The joy that both Native Americans and Colonial Settlers experienced when they came upon whales on Cape Cod beaches has been replaced with sadness and dread for the future of the marine mammals. In Leviathan; The History of Whaling in America, Eric Dolin describes how the Pilgrims soon realized the commercial advantage to be made in the taking of whales and got busy. A couple of hundred years later, I take the problem to heart. Stories of lost whales in harbors and strandings always make me uncomfortable, anxious now. In my carefree youth I ate whale. I didn't know any better. I went to a restaurant where broiled whale was featured on the menu and on a neon sign with a spouting whale out by the road. I tried it, just once. I hope you can forgive me. I suppose it was offered as a novelty item like the incongruous espresso bar in a local McDonalds or the all you can eat [AYCE on the sign out by the road] alligator at a place up the road. More for the curious than the hungry, I suppose.

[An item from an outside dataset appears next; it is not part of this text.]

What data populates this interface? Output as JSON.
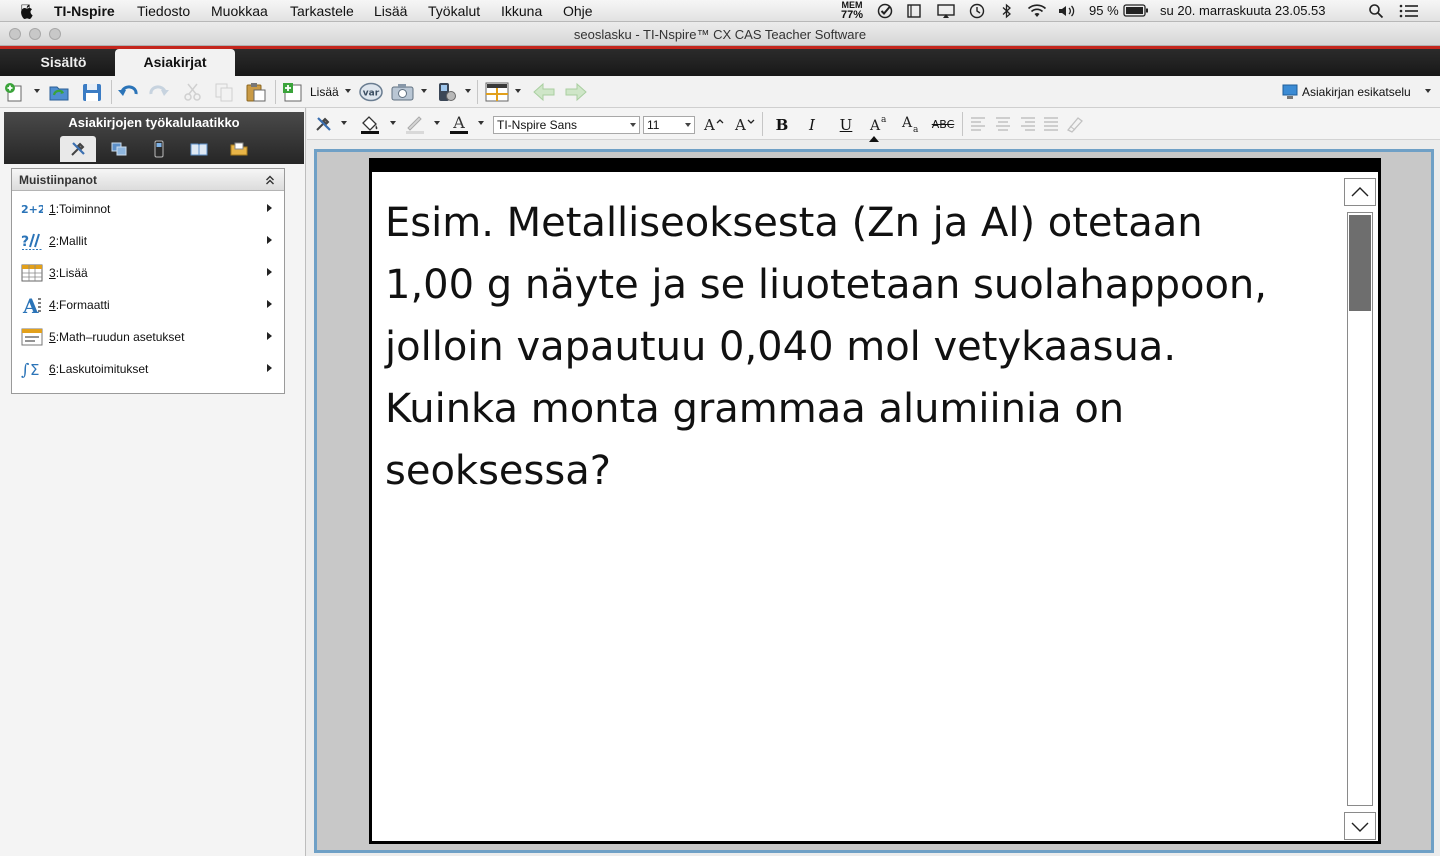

I haven't seen whale on a menu for a while, but I did see an interesting snippet on ONN [Onion News Network] about Japan developing a new hybrid whaling ship, bigger than a Prius, but still gets good fuel economy. And will there be work for those new whalers you're wondering? I recently read that whales are coming back. An article provided by Cornell University, Department of Applied Economics and Management suggests that “There is now strong scientific evidence that several species of baleen whale and possibly the sperm whale, have recovered to levels that would support commercial harvest.” I don't think I'm ready for US whaling, but if the numbers are up, I fear the harvesters won't be far behind.

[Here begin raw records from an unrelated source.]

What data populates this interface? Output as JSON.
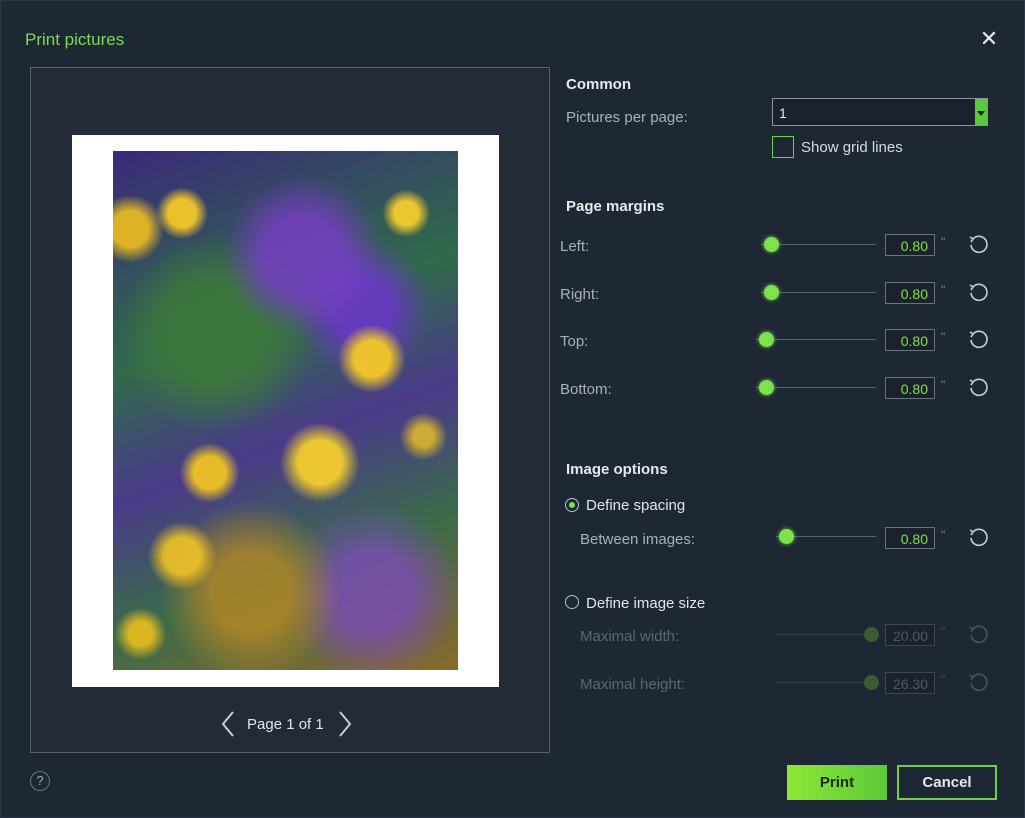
{
  "title": "Print pictures",
  "preview": {
    "page_label": "Page 1 of 1"
  },
  "common": {
    "heading": "Common",
    "pictures_per_page_label": "Pictures per page:",
    "pictures_per_page_value": "1",
    "show_grid_lines_label": "Show grid lines",
    "show_grid_lines_checked": false
  },
  "margins": {
    "heading": "Page margins",
    "unit": "\"",
    "items": [
      {
        "label": "Left:",
        "value": "0.80"
      },
      {
        "label": "Right:",
        "value": "0.80"
      },
      {
        "label": "Top:",
        "value": "0.80"
      },
      {
        "label": "Bottom:",
        "value": "0.80"
      }
    ]
  },
  "image_options": {
    "heading": "Image options",
    "define_spacing_label": "Define spacing",
    "between_images_label": "Between images:",
    "between_images_value": "0.80",
    "define_size_label": "Define image size",
    "max_width_label": "Maximal width:",
    "max_width_value": "20.00",
    "max_height_label": "Maximal height:",
    "max_height_value": "26.30",
    "selected": "define_spacing"
  },
  "buttons": {
    "print": "Print",
    "cancel": "Cancel",
    "help": "?"
  },
  "colors": {
    "accent": "#7ee24a",
    "background": "#1e2734",
    "title": "#7ed957"
  }
}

The whale pictured above washed up on on Pooh Island, Hancock County, Maine in 2008. Don't bother Googlin' it, Pooh's too small for an official name, but locals need something to call it other than "the big ledge on the south side a hundred feet offshore that's only uncovered about half tide." The smell was so bad I couldn't get near enough to really look it over, but even from an olfactorily satisfying distance it was impressive and I was sad to see the it rotting in the sun. I didn't have to watch it very long. Somebody threw rope around the tail at high tide and dragged it couple of miles offshore much to everyone's relief. Was that legal? I don't know.





Sunday, March 7, 2010

International Lunch




I ripped the top off a can of sardines and made a sandwich for lunch today. I guess the humble sardine, once popular in the working man's lunch box, has been eclipsed by drive through fast food. For years herring provided an inexpensive, healthy sandwich for lunch, but I think it has largely fallen out of favor lately. The fine print on the can says" Brunswick Sardines in Mustard Sauce. Distributed by Connors Brunswick LLC, So Portland, ME; Product of Canada." I buy Maine sardines when I can, but sometimes I can't find them in the grocery store and fall back on other brands. I'll admit I can't tell a Canadian sardine from a Beach Cliff once the top's off the can.